La tête de Fergus se tourna d’un coup vers la porte, ses yeux dépareillés se braquant sur l’ombre où je me cachais.

— Sors de là, petite souris. J’entends ton cœur d’ici. On dirait qu’il va exploser.

Je me mis à courir.

Derrière moi, j’entendis la porte claquer, des pas lourds se lancer à ma poursuite. Le couloir de service tournait, bifurquait, mais il n’était pas conçu pour la fuite — seulement pour l’efficacité. Un cul-de-sac apparut devant moi, et je m’arrêtai net, pivotant sur moi-même —

Fergus se matérialisa hors des ombres comme une chose arrachée à un cauchemar. Une main énorme se referma autour de ma gorge, me soulevant du sol d’un seul geste et me plaquant contre le mur de pierre, assez fort pour me faire claquer des dents.

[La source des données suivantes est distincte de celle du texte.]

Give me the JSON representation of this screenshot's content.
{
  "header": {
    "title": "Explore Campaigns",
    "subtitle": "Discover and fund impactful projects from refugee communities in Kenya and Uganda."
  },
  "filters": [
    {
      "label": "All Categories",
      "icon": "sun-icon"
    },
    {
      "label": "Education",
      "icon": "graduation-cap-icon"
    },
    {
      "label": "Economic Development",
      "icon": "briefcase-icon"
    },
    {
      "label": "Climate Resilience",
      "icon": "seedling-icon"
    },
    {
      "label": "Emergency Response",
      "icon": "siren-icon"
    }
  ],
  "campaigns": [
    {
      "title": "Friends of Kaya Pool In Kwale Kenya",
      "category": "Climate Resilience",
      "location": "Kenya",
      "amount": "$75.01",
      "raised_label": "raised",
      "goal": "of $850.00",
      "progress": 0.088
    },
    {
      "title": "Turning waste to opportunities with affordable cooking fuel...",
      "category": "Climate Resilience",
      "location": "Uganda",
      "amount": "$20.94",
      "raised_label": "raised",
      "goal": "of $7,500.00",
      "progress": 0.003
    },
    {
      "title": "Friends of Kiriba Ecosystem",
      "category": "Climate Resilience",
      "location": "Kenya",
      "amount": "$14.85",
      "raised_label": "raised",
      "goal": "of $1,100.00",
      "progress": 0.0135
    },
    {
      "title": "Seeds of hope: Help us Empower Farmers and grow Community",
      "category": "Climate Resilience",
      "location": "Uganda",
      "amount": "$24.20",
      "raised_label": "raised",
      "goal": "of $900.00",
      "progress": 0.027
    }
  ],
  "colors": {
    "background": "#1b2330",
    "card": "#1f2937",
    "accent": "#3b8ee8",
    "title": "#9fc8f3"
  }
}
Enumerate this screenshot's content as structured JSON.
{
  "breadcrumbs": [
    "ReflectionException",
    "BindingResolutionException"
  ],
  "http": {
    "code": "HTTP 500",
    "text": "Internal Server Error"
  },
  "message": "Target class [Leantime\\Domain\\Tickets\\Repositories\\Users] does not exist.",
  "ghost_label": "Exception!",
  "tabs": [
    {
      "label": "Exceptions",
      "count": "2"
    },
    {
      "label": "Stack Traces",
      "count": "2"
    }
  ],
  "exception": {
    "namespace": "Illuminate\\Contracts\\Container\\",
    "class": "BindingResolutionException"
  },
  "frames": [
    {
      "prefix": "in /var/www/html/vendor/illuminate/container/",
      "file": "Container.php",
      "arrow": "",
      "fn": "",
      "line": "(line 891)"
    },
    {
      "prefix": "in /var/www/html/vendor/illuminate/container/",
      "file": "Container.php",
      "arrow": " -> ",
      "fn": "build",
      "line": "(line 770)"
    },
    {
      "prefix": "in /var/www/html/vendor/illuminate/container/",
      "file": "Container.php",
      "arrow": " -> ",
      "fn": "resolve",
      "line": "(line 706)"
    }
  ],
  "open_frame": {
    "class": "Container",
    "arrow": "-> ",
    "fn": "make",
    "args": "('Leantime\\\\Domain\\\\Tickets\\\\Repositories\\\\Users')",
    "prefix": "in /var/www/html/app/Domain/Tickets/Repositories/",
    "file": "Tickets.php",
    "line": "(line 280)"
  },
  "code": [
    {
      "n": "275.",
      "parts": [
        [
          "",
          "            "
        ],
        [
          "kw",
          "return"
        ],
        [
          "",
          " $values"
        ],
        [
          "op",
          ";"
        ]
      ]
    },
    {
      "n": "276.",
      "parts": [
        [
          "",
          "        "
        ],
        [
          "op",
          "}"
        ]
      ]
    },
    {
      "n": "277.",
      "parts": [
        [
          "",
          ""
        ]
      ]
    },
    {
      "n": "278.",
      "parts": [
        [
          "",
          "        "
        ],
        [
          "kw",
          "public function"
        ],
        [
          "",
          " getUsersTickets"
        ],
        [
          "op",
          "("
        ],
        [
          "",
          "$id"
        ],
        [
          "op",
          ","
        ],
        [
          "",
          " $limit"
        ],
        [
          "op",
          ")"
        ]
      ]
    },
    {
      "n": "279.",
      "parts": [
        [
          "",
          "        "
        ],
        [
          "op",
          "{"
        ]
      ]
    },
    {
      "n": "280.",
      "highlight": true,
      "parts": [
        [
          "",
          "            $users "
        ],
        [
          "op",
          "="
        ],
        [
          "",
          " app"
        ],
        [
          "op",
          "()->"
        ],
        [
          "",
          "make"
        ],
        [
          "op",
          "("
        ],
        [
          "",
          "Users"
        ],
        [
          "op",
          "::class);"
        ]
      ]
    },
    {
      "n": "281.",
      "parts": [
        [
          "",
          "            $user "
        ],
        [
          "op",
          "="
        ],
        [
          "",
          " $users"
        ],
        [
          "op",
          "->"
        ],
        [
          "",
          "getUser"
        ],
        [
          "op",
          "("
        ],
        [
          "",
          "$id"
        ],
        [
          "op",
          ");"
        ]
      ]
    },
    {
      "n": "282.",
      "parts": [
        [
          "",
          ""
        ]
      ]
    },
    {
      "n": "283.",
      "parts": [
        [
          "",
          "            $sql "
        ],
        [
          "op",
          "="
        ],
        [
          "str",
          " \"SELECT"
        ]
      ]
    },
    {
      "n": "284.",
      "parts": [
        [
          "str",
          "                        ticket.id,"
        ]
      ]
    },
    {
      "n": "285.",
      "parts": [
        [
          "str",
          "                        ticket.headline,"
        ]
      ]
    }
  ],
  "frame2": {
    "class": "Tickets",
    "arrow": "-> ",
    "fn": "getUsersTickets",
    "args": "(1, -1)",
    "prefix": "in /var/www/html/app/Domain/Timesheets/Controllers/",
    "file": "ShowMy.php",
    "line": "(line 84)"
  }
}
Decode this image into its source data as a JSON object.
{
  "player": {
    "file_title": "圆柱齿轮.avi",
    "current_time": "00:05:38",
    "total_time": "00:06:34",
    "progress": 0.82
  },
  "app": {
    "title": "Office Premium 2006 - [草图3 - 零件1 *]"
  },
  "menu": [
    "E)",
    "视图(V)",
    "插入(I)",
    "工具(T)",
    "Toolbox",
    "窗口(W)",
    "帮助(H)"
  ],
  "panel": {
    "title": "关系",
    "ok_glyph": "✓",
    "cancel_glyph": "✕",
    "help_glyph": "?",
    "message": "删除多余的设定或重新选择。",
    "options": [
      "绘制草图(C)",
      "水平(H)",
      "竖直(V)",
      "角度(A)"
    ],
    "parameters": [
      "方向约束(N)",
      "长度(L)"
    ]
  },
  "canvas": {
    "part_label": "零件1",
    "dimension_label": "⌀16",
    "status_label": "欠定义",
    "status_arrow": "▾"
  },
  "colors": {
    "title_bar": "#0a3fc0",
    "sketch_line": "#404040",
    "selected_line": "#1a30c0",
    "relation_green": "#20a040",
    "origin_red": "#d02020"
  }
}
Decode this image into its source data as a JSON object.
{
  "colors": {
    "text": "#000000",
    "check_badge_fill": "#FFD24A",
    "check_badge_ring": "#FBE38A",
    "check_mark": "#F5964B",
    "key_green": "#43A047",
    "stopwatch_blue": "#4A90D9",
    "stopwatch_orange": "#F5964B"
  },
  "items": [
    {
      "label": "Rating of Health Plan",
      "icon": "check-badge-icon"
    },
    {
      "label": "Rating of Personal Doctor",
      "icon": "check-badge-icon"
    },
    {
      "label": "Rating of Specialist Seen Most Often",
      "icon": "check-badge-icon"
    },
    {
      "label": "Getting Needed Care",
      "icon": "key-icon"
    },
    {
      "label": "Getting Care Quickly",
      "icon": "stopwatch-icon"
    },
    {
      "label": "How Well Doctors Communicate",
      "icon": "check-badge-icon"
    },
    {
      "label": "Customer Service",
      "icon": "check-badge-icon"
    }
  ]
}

Son visage se rapprocha, ses narines frémissant tandis qu’il me humait. Ses yeux dépareillés se plissèrent, perplexes.

— Bizarre, marmonna-t-il. Tu sens le sel et l’air marin, mais dessous… Il inspira plus profondément, et je vis exactement le moment où sa curiosité se mua en suspicion. Quelque chose de plus doux. Quelque chose de…

Il me relâcha brusquement, et je m’effondrai par terre, haletant.

— Tu écoutais, constata Fergus d’un ton plat. Ce n’était pas une question.

Incapable de parler, je le fixais simplement, priant pour qu’il en finisse vite.

Mais Fergus ne me tua pas. À la place, il appela des gardes d’un coup de sifflet sec. Quand ils arrivèrent, il me désigna avec dégoût.

— Ramenez-le dans sa cellule. Si le Roi n’est pas rassasié ce soir, on le fera récurer et on l’enverra là-haut. Sa lèvre se retroussa. Mieux vaut un morceau de viande de rechange qu’un massacre de plus.

Les gardes me hissèrent sur mes jambes et me traînèrent à travers les couloirs, en bas des escaliers, jusqu’à cette minuscule cellule à la paille pourrie. Ils me jetèrent à l’intérieur avec assez de force pour que je glisse sur le sol.

La porte claqua. Le verrou tourna.


Je ne sais pas combien de temps je restai recroquevillé sur cette paille.

Puis une nouvelle sensation se glissa en moi. Au début, je crus que ce n’était que le froid de la cellule, mais non — c’était autre chose. De la chaleur. Qui naissait au creux de mon ventre et se répandait vers l’extérieur comme une fièvre.

Je me redressai, dérouté. Ma peau me semblait trop étroite. Ma respiration s’accéléra sans raison. Les bandes qui aplanaient ma poitrine devinrent soudain insupportables, et je me mis à les griffer, à essayer de desserrer le tissu.

Qu’est-ce qui m’arrivait ?

La chaleur s’intensifia, se concentrant plus bas dans mon abdomen, et avec elle vint une étrange, terrible conscience de mon propre corps. Chaque nerf paraissait à vif, hypersensible. La paille rêche sous moi devint tout à coup intolérable, l’air humide trop oppressant.

Je me plaquai contre le mur glacé, mais cela ne m’apporta aucun soulagement. Au contraire, le contraste empirait tout — ce froid contre ma peau brûlante créait des sensations qui n’auraient pas dû être agréables et qui, pourtant, l’étaient.

Non, pensai-je, affolé. Pas maintenant. Pas ici.